Eğer Hz. Muhammed'in gücü yetseydi kâfirleri imana zorlamak için her şeyi yapardı. Yüce Rabbimiz bu konuda şöyle buyurur:
وَإِنْ كَانَ كَبُرَ عَلَيْكَ إِعْرَاضُهُمْ فَإِنْ اسْتَطَعْتَ أَنْ تَبْتَغِيَ نَفَقًا فِي الْأَرْضِ أَوْ سُلَّمًا فِي السَّمَاءِ فَتَأْتِيَهُمْ بِآيَةٍ وَلَوْ شَاءَ اللَّهُ لَجَمَعَهُمْ عَلَى الْهُدَى فَلَا تَكُونَنَّ مِنْ الْجَاهِلِينَ (35)
35-"Onların yüz çevirmesi sana ağır gelince yeri delmeye veya göğe merdiven dayamağa gücün yetseydi onlara bir mucize getirirdin.
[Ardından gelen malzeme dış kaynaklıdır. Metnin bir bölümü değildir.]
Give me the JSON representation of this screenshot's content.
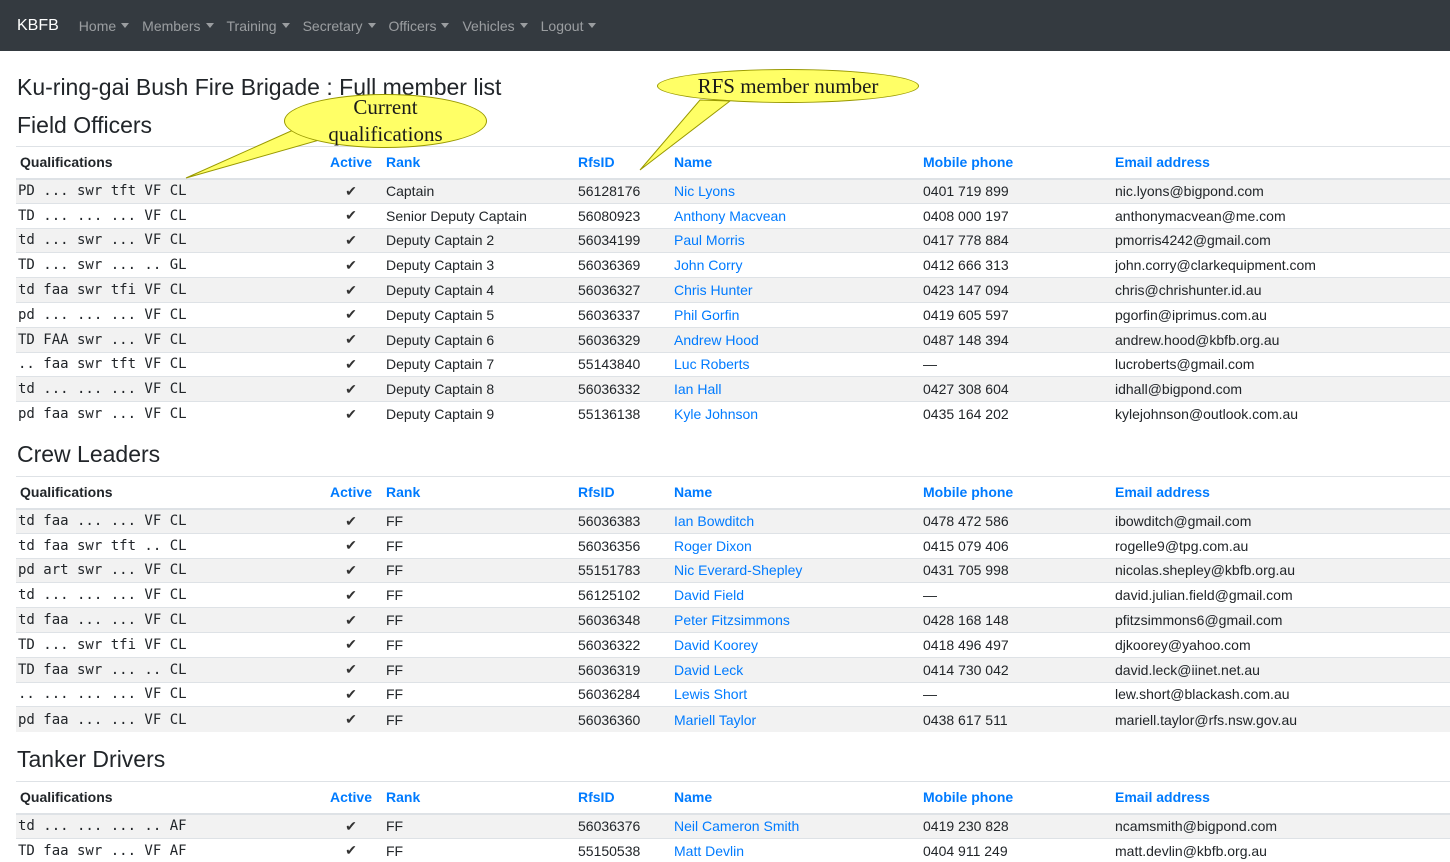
{
  "nav": {
    "brand": "KBFB",
    "items": [
      {
        "label": "Home"
      },
      {
        "label": "Members"
      },
      {
        "label": "Training"
      },
      {
        "label": "Secretary"
      },
      {
        "label": "Officers"
      },
      {
        "label": "Vehicles"
      },
      {
        "label": "Logout"
      }
    ]
  },
  "page_title": "Ku-ring-gai Bush Fire Brigade : Full member list",
  "annotations": {
    "rfs": "RFS member number",
    "quals_line1": "Current",
    "quals_line2": "qualifications"
  },
  "columns": [
    "Qualifications",
    "Active",
    "Rank",
    "RfsID",
    "Name",
    "Mobile phone",
    "Email address"
  ],
  "sections": [
    {
      "title": "Field Officers",
      "rows": [
        {
          "q": "PD ... swr tft VF CL",
          "active": "✔",
          "rank": "Captain",
          "id": "56128176",
          "name": "Nic Lyons",
          "phone": "0401 719 899",
          "email": "nic.lyons@bigpond.com"
        },
        {
          "q": "TD ... ... ... VF CL",
          "active": "✔",
          "rank": "Senior Deputy Captain",
          "id": "56080923",
          "name": "Anthony Macvean",
          "phone": "0408 000 197",
          "email": "anthonymacvean@me.com"
        },
        {
          "q": "td ... swr ... VF CL",
          "active": "✔",
          "rank": "Deputy Captain 2",
          "id": "56034199",
          "name": "Paul Morris",
          "phone": "0417 778 884",
          "email": "pmorris4242@gmail.com"
        },
        {
          "q": "TD ... swr ... .. GL",
          "active": "✔",
          "rank": "Deputy Captain 3",
          "id": "56036369",
          "name": "John Corry",
          "phone": "0412 666 313",
          "email": "john.corry@clarkequipment.com"
        },
        {
          "q": "td faa swr tfi VF CL",
          "active": "✔",
          "rank": "Deputy Captain 4",
          "id": "56036327",
          "name": "Chris Hunter",
          "phone": "0423 147 094",
          "email": "chris@chrishunter.id.au"
        },
        {
          "q": "pd ... ... ... VF CL",
          "active": "✔",
          "rank": "Deputy Captain 5",
          "id": "56036337",
          "name": "Phil Gorfin",
          "phone": "0419 605 597",
          "email": "pgorfin@iprimus.com.au"
        },
        {
          "q": "TD FAA swr ... VF CL",
          "active": "✔",
          "rank": "Deputy Captain 6",
          "id": "56036329",
          "name": "Andrew Hood",
          "phone": "0487 148 394",
          "email": "andrew.hood@kbfb.org.au"
        },
        {
          "q": ".. faa swr tft VF CL",
          "active": "✔",
          "rank": "Deputy Captain 7",
          "id": "55143840",
          "name": "Luc Roberts",
          "phone": "—",
          "email": "lucroberts@gmail.com"
        },
        {
          "q": "td ... ... ... VF CL",
          "active": "✔",
          "rank": "Deputy Captain 8",
          "id": "56036332",
          "name": "Ian Hall",
          "phone": "0427 308 604",
          "email": "idhall@bigpond.com"
        },
        {
          "q": "pd faa swr ... VF CL",
          "active": "✔",
          "rank": "Deputy Captain 9",
          "id": "55136138",
          "name": "Kyle Johnson",
          "phone": "0435 164 202",
          "email": "kylejohnson@outlook.com.au"
        }
      ]
    },
    {
      "title": "Crew Leaders",
      "rows": [
        {
          "q": "td faa ... ... VF CL",
          "active": "✔",
          "rank": "FF",
          "id": "56036383",
          "name": "Ian Bowditch",
          "phone": "0478 472 586",
          "email": "ibowditch@gmail.com"
        },
        {
          "q": "td faa swr tft .. CL",
          "active": "✔",
          "rank": "FF",
          "id": "56036356",
          "name": "Roger Dixon",
          "phone": "0415 079 406",
          "email": "rogelle9@tpg.com.au"
        },
        {
          "q": "pd art swr ... VF CL",
          "active": "✔",
          "rank": "FF",
          "id": "55151783",
          "name": "Nic Everard-Shepley",
          "phone": "0431 705 998",
          "email": "nicolas.shepley@kbfb.org.au"
        },
        {
          "q": "td ... ... ... VF CL",
          "active": "✔",
          "rank": "FF",
          "id": "56125102",
          "name": "David Field",
          "phone": "—",
          "email": "david.julian.field@gmail.com"
        },
        {
          "q": "td faa ... ... VF CL",
          "active": "✔",
          "rank": "FF",
          "id": "56036348",
          "name": "Peter Fitzsimmons",
          "phone": "0428 168 148",
          "email": "pfitzsimmons6@gmail.com"
        },
        {
          "q": "TD ... swr tfi VF CL",
          "active": "✔",
          "rank": "FF",
          "id": "56036322",
          "name": "David Koorey",
          "phone": "0418 496 497",
          "email": "djkoorey@yahoo.com"
        },
        {
          "q": "TD faa swr ... .. CL",
          "active": "✔",
          "rank": "FF",
          "id": "56036319",
          "name": "David Leck",
          "phone": "0414 730 042",
          "email": "david.leck@iinet.net.au"
        },
        {
          "q": ".. ... ... ... VF CL",
          "active": "✔",
          "rank": "FF",
          "id": "56036284",
          "name": "Lewis Short",
          "phone": "—",
          "email": "lew.short@blackash.com.au"
        },
        {
          "q": "pd faa ... ... VF CL",
          "active": "✔",
          "rank": "FF",
          "id": "56036360",
          "name": "Mariell Taylor",
          "phone": "0438 617 511",
          "email": "mariell.taylor@rfs.nsw.gov.au"
        }
      ]
    },
    {
      "title": "Tanker Drivers",
      "rows": [
        {
          "q": "td ... ... ... .. AF",
          "active": "✔",
          "rank": "FF",
          "id": "56036376",
          "name": "Neil Cameron Smith",
          "phone": "0419 230 828",
          "email": "ncamsmith@bigpond.com"
        },
        {
          "q": "TD faa swr ... VF AF",
          "active": "✔",
          "rank": "FF",
          "id": "55150538",
          "name": "Matt Devlin",
          "phone": "0404 911 249",
          "email": "matt.devlin@kbfb.org.au"
        }
      ]
    }
  ]
}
Eğer Allah dileseydi onları doğru yolda toplayıverirdi. Sakın ha, cahillerden olma." (En'am 6/35)
Mucize göstermek elçinin elinde değildir. Allah ne zaman isterse mucizeyi o zaman yaratır.
"And olsun ki, senden önce birçok elçi gönderdik; onların kimini sana anlattık, kimini de anlatmadık. Hiçbir elçi, Allah'ın izni olmadan bir mucize getiremez. Allah'ın buyruğu gelince iş gerçekten biter. İşte o zaman, boşa uğraşanlar hüsranda kalırlar." (Mümin 40/78)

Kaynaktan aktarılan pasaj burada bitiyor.